Também não esqueça de limpar a lente da câmera! Com o uso diário, é comum o acúmulo de sujeiras na região. Para limpar, esfregue suavemente um pano de microfibra. Isso vai garantir que a imagem da transmissão esteja nítida para o paciente.

2. Microfone

Um ambiente silencioso é essencial para uma boa transmissão de áudio. Por isso, tente sempre procurar um cômodo com poucos ruídos para realizar seus atendimentos.

Outro ponto de atenção é em questão ao eco. Para reduzir este problema tente colocar no ambiente objetos macios que absorvam as ondas de som, como sofás, carpetes, almofadas etc.

Sempre que possível é importante utilizar um microfone dedicado em vez do embutido do computador ou celular. Vale ressaltar que os fones de conexão bluetooth, mesmo os mais caros do mercado, possuem atrasos de transmissão de dados em relação à imagem e podem deixar a voz com um aspecto “metalizado”. Dê preferência a fones com fios ou, no melhor dos casos, um microfone de lapela.

3. Iluminação

Busque sempre associar a maior incidência de luz possível para as transmissões de vídeo. O ideal é tentar buscar uma iluminação contínua e outra controlada. Exemplo: a lâmpada do teto combinada a uma luminária com luz branca à sua frente.

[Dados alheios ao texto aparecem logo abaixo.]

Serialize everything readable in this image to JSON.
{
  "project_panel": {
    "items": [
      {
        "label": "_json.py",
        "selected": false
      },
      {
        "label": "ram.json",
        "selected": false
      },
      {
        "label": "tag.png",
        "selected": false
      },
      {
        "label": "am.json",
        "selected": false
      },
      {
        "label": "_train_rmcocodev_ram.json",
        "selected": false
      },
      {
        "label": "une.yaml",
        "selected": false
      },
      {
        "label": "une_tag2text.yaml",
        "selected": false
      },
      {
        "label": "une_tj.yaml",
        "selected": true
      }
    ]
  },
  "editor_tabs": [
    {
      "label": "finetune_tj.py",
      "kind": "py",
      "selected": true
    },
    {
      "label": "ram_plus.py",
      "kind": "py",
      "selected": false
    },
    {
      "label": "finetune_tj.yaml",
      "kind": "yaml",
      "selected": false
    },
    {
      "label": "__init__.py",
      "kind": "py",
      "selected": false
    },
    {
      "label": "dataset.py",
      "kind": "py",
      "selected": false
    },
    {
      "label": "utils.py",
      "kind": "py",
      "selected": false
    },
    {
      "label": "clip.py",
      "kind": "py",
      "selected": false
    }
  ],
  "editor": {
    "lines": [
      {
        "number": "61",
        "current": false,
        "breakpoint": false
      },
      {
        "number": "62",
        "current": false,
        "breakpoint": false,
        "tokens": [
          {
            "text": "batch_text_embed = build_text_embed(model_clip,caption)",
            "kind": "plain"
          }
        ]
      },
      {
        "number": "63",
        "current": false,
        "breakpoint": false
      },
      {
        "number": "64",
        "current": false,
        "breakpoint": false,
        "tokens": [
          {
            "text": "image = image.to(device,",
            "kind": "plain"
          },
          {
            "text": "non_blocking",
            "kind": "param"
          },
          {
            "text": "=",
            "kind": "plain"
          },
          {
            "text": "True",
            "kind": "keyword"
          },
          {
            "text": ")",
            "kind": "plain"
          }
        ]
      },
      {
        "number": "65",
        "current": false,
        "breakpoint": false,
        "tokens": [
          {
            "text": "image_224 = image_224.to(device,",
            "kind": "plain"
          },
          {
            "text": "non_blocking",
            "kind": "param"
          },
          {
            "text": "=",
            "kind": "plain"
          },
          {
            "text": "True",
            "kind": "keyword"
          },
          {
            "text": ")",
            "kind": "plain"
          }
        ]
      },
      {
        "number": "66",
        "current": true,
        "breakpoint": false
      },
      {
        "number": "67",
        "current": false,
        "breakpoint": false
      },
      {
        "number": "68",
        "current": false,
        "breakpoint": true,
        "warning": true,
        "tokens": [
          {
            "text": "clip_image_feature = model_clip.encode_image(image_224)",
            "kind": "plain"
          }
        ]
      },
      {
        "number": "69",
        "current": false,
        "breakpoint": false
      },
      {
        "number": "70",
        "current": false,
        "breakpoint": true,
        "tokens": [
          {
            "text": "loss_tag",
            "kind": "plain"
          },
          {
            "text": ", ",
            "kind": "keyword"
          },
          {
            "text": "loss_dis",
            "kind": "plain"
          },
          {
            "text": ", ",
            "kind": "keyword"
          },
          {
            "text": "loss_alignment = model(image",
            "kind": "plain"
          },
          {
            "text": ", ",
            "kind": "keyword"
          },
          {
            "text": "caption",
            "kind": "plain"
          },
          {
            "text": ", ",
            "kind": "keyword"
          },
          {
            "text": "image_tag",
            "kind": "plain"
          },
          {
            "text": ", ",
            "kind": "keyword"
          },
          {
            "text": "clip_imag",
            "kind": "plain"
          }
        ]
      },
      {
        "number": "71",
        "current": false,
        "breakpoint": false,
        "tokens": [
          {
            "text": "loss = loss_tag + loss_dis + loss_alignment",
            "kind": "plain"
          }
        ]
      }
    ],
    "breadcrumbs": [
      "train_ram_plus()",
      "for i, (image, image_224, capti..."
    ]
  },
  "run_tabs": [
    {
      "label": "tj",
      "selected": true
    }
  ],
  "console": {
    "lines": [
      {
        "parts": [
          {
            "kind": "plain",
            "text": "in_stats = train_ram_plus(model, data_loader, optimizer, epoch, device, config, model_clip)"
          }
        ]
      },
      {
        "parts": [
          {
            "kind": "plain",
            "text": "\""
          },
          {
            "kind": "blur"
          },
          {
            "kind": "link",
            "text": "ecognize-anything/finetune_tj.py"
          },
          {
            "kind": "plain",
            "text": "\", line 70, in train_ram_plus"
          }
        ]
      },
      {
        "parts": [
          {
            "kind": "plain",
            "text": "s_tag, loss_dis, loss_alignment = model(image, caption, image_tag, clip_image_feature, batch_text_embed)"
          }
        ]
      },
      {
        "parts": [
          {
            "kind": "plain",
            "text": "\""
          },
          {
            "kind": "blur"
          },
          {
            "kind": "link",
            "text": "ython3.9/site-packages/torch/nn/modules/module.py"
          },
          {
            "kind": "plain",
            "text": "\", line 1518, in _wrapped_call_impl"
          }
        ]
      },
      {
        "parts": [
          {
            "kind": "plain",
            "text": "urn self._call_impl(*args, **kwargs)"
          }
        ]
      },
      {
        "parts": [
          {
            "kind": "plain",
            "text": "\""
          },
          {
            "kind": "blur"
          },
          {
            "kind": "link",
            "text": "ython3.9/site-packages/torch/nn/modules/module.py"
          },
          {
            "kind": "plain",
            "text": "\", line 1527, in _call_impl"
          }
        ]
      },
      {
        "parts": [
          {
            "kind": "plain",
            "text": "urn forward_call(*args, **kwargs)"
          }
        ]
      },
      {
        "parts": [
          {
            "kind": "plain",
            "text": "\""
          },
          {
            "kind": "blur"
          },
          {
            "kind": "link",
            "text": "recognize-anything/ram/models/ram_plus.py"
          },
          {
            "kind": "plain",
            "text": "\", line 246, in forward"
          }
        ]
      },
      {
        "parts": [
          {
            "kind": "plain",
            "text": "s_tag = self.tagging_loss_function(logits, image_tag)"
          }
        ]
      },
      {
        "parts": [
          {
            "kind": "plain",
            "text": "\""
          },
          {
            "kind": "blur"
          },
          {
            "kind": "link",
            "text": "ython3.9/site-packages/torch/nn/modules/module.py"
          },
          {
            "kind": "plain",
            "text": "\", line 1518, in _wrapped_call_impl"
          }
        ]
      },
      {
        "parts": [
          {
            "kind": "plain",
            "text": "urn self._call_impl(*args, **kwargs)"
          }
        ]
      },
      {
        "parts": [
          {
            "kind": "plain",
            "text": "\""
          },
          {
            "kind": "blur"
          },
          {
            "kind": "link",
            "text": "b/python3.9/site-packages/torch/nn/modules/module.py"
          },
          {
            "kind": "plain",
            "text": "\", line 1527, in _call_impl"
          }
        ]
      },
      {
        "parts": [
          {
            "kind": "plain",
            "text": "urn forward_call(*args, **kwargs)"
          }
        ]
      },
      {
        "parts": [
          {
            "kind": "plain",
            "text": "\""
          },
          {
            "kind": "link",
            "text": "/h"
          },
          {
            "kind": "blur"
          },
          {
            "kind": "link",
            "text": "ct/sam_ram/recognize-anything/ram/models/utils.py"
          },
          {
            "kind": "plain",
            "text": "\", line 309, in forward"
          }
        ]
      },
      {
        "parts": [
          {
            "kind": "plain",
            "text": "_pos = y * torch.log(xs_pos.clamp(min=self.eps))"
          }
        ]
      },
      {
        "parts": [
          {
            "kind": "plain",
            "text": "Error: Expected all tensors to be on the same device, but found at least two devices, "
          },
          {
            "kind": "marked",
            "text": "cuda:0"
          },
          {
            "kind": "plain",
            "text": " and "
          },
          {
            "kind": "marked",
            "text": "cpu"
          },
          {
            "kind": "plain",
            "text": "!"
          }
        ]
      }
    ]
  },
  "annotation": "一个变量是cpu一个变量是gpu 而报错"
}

Atenção: nunca fique contra a fonte de luz, como, por exemplo, em frente a uma janela aberta!

4. Enquadramento

Caso vá utilizar o seu smartphone, tente posicioná-lo na horizontal e, de preferência, utilize um tripé ou um apoio caseiro durante a conversa. Dessa forma, há menos chances de a imagem ficar tremida.

Outro ponto a se ter em mente é olhar em direção à lente da câmera, e não à tela. Isso vai deixar a conversa com o paciente mais íntima e sincera —o famoso “olho no olho”.

5. Sem surpresas desagradáveis de última hora

Procure deixar o notebook ou celular sempre com a bateria cheia ou faça os atendimentos com tomada e carregador por perto. Isso evita que o equipamento seja desligado no meio de uma consulta.

Sempre faça testes antes das consultas. Isso vai ser importante para que o atendimento à distância seja realizado da melhor forma possível para ambas partes.